Legal Briefs
Changing the Code
Recent changes to bankruptcy laws give landlords more leverage in tenant bankruptcies.
By Steven E. Ostrow |
On April 20, 2005,
President Bush signed into law the Bankruptcy
Abuse, Prevention, and Consumer Protection Act of 2005. While the act
primarily
reforms the bankruptcy laws affecting consumer cases, it also contains
a number of amendments applicable to business insolvencies. One of the
most significant changes involves the
U.S. Bankruptcy Code and the treatment of commercial leases.
Specifically,
under the recent amendments debtor/tenants cannot extend the time to
assume or
reject commercial leases past 210 days, or seven months, from the
bankruptcy
filing without their landlord's consent.
The amendments affecting commercial leases apply to
bankruptcy cases filed on or after Oct. 17, 2005. Commercial real estate
owners, managers, and professionals should understand how this act changes
landlords' and tenants' rights and obligations in bankruptcy, particularly with
respect to the assumption or rejection of leases.
New Time Periods
Prior to the act, the Bankruptcy Code provided that
debtor/tenants' unexpired commercial leases automatically were deemed rejected,
unless the debtor assumed or rejected the lease within 60 days of filing for
bankruptcy. However, the bankruptcy court was permitted to extend the time
period beyond the initial 60-day period.
Before the act, the length of the extension was not
limited, effectively leaving the decision up to the court's discretion. As a
result, it was commonplace, especially in reorganizations of national retail
tenants with hundreds of store locations such as Kmart, for courts to grant
debtors' successive requests to extend the time periods to assume or reject
their commercial leases. Extensions frequently ran up to 18 months, and some
continued until the date a debtor's plan of reorganization was confirmed, often
years after the initial bankruptcy filing.

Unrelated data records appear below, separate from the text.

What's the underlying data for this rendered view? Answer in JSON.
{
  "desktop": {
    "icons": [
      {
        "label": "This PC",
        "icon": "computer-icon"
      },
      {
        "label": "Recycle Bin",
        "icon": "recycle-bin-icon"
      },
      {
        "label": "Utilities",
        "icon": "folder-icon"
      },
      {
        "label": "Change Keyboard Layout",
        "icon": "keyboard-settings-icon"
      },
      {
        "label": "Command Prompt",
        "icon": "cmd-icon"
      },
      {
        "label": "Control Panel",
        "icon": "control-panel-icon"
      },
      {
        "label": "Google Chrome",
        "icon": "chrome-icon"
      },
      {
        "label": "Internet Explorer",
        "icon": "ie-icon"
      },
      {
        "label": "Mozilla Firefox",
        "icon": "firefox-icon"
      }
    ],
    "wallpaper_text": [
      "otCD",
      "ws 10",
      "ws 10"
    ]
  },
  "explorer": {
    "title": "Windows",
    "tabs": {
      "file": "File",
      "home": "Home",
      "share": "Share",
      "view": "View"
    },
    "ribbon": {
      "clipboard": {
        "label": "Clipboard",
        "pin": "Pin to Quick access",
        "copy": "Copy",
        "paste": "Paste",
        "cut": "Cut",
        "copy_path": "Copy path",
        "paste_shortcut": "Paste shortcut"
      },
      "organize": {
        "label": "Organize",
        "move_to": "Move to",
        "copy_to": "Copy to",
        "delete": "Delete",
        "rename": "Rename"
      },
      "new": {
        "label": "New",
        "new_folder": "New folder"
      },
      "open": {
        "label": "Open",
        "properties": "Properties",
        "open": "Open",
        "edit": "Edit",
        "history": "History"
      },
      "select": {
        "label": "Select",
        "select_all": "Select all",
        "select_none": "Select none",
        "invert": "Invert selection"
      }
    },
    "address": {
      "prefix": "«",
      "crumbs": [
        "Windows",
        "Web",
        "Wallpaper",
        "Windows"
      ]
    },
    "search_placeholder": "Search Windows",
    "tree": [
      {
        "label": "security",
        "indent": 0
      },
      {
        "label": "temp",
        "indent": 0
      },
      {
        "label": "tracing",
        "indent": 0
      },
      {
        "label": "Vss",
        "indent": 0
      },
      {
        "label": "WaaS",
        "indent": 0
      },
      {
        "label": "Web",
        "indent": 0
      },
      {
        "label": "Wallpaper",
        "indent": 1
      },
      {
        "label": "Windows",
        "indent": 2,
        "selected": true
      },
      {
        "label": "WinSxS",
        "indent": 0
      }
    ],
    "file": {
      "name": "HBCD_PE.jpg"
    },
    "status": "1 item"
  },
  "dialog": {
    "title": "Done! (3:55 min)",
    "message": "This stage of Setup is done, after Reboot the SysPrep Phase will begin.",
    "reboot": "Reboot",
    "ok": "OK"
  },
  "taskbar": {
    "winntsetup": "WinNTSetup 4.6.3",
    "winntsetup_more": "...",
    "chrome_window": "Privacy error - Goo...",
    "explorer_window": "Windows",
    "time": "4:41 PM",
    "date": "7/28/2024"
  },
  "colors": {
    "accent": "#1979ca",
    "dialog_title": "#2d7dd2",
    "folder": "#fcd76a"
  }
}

These long extensions afforded debtors more time to
formulate reorganization plans and to decide which stores and leases to keep,
sell, or close. However, during this period debtors were permitted to operate
their stores so long as they continued to pay post-petition rent. But debtors
could not pay outstanding pre-petition rent until the bankruptcy court approved
the debtor's request to assume its leases. Consequently, before the act,
landlords often were forced to wait lengthy periods of time before learning
what would happen to their leases.
New Amendments
The act amends the Bankruptcy Code in three significant
ways. First, it increases a debtor's initial time period to decide whether to
assume or reject a commercial lease from 60 days to 120 days after the
bankruptcy filing.
Second, Congress placed an outside limit on extending the
120-day time period. The court may extend the 120-day period for up to 90 days
only on the motion of the debtor or the landlord. A bankruptcy court only may
issue such an extension prior to the expiration of the initial 120-day time
period.
Third, and most important, the bankruptcy court must have
the landlord's prior written consent to grant an extension after the 120-day
period. Thus, a debtor/tenant's ability to extend the time period it has to
assume or reject commercial leases cannot exceed 210 days, or seven months,
from the bankruptcy filing without the landlord's consent.
Future Implications
The need for landlord approval past the 210-day limit on
extensions should give landlords additional leverage in bargaining with their
tenants in bankruptcy. Landlords can condition their consent to further
extensions upon the debtor providing more rent or some other lease concession,
which probably would require bankruptcy court approval. For example, landlords
may require debtors to waive the right to reject their leases and "go
dark" during the end-of-year holiday period in exchange for approval of an
extension request.
Overall, these amendments should foster more substantive
negotiations among debtors, lessors, and potential purchasers at an earlier
point during bankruptcy proceedings. The amendments appear to favor landlords
more than debtors, as Congress has attempted to level the playing field for
landlords, particularly in national retail-chain bankruptcies.